Waist: The waist of the Orla hits just above natural waist on me, but this is intentional--the pattern description says the Orla has a "flattering, slightly raised waist," so for this version, I left the waist where it is. Stay tuned for upcoming versions, though!

Neckline: The neckline of the Orla is very sliiightly squared off as written. I raised it by 1" (personal preference) and rounded it out just the tiniest bit.

Sleeves: I have forward shoulders so I made a forward shoulder adjustment by slicing off the top of the sleeve pattern and scooting it forward before reattaching it and redrawing the curves. I talked about doing this during my sloper tribulations but here's a little tutorial on it.

Skirt: No adjustment--this is a simple gathered rectangle skirt, my favorite style and easy to fit, so I left it as is.

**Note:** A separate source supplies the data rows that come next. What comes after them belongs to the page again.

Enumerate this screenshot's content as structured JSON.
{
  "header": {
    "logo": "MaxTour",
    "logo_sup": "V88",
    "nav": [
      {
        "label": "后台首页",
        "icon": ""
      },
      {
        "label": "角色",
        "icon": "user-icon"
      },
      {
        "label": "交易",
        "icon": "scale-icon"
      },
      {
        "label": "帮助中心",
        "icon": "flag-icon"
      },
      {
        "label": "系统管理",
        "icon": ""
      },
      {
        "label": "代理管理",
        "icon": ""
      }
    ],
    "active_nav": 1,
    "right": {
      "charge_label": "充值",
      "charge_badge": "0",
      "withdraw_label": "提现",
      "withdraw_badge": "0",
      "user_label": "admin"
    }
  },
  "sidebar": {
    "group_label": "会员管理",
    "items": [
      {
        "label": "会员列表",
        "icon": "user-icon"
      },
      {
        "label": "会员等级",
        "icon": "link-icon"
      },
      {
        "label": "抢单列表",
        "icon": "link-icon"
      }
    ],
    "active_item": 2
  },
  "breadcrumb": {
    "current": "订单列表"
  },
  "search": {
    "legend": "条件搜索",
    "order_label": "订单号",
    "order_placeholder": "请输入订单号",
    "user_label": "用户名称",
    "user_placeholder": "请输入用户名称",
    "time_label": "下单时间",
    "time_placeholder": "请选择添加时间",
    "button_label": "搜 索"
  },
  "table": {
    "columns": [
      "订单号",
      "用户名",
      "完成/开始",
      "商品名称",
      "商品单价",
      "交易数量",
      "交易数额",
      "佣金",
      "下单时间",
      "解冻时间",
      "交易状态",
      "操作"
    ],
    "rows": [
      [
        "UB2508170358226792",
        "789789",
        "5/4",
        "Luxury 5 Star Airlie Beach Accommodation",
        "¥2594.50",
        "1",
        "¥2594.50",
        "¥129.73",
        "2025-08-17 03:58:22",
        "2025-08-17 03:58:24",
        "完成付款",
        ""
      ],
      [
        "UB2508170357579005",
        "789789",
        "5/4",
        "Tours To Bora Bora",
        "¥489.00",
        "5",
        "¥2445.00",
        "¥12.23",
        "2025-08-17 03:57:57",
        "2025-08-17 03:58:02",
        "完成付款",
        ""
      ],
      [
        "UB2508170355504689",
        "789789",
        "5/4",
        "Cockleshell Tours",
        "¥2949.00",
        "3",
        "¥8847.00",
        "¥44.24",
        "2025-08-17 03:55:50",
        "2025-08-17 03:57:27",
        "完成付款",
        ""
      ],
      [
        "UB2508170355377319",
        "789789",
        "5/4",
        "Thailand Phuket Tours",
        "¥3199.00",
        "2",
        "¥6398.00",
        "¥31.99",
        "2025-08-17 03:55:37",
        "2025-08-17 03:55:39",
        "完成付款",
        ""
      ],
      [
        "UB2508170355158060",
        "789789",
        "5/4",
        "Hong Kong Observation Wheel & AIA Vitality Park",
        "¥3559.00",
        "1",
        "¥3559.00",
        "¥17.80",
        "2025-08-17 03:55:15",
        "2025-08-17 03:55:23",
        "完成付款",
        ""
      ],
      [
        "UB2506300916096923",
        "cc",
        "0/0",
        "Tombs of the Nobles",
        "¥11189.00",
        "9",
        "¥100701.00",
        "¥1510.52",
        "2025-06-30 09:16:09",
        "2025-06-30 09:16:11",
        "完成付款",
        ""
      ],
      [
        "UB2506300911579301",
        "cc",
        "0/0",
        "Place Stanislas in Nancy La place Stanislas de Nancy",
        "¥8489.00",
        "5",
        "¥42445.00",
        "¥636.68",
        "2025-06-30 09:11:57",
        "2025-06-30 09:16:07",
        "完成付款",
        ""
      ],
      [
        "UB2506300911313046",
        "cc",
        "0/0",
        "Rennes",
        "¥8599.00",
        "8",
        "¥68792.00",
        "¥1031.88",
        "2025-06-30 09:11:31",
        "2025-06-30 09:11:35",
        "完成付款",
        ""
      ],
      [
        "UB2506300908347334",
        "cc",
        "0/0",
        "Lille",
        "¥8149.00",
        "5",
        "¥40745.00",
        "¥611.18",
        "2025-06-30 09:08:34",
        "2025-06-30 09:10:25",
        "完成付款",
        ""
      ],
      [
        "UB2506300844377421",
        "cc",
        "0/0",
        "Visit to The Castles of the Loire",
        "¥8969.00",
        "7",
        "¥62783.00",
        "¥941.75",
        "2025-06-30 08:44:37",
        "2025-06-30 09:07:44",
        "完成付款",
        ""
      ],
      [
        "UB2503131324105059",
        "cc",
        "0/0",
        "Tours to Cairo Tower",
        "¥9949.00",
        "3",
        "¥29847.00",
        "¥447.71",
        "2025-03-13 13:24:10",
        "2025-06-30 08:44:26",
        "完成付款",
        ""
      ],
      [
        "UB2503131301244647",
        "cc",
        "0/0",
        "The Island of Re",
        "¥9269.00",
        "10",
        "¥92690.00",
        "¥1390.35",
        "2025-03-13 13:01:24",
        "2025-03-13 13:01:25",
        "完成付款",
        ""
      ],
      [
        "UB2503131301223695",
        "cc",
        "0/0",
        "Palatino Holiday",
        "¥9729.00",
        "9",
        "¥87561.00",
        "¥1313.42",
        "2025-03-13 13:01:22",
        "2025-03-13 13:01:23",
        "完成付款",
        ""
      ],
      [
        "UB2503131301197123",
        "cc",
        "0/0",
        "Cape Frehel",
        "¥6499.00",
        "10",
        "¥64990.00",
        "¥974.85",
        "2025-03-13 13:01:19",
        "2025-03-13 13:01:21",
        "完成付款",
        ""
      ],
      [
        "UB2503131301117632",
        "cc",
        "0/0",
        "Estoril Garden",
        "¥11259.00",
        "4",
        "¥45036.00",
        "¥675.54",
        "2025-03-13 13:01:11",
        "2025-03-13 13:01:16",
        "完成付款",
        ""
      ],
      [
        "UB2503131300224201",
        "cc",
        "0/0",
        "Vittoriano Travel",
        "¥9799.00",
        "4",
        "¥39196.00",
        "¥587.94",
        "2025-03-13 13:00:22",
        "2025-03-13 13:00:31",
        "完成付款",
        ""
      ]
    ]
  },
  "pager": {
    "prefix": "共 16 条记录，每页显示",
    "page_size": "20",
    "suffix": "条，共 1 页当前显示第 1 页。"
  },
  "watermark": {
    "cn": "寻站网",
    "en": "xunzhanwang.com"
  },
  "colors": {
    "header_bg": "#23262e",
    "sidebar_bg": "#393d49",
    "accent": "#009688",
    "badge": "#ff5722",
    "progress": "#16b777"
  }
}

Finally, although the rest of my month of Orlas will not be done in quilting cotton, this one is. I know a lot of bloggers pooh-pooh quilting cotton, and they're right--it's not the correct fabric for many projects. For this dress, athough it does call for rayon or similar, a quilting cotton is a perfectly fine choice, especially for a beginner who doesn't want to wrangle a slippery fabric! Many of my first dresses were made with quilting cotton, and it's an easy option for a summer sundress that doesn't depend on drapey fabric. An Orla in quilting cotton makes an extra simple throw-on-and-go summer dress.

What do you think of this original, as-designed Orla? I like that it has that essential 50s look without being too vintage-y; it's very wearable for even a non-vintage lover. I hope you agree, and I'd love to see your versions!


ps: okay, okay, so its not exaaactly as written... i couldn't help myself and added a tiny bit of piping at the waist when i noticed i already had perfectly matching bias tape!

this post may contain affiliate links.


  1. Very sweet summer dress! I agree that dresses with this silhouette can work very well in quilting cotton, and that was pretty much all I sewed as a beginner. This fabric certainly works, the print is fantastic for garments!

  2. I'm carefully thinking about joining in. The dress is a classic style that would be great for anyone, but my sewjo has been in the tank.

  3. I am in! Pretty dress and it looks perfect for summer and spring too. Mom

  4. Oooh it looks so lovely! I do want to make an Orla too, pretty curious how this works for me as I've sewn from patterns only twice yet, haha!

  5. Allie, this dress is beautiful. I have been thinking of sewing one orla dress for me, but my schedule is not allowing me to work for myself. Thanks for reminding me that i should have sometime for me :). I will share with you all once i will be done.

  6. 1. This is very pretty and cheery and I like it, and 2. I'm excited to see you bringing the community together again. Love your blog and I often find fun new ones through you too!

  7. Beautiful version of this dress! Do you have the dimensions of the skirt pieces? Seems like a hassle and a waste of paper to print out all the pieces for 2 rectangles.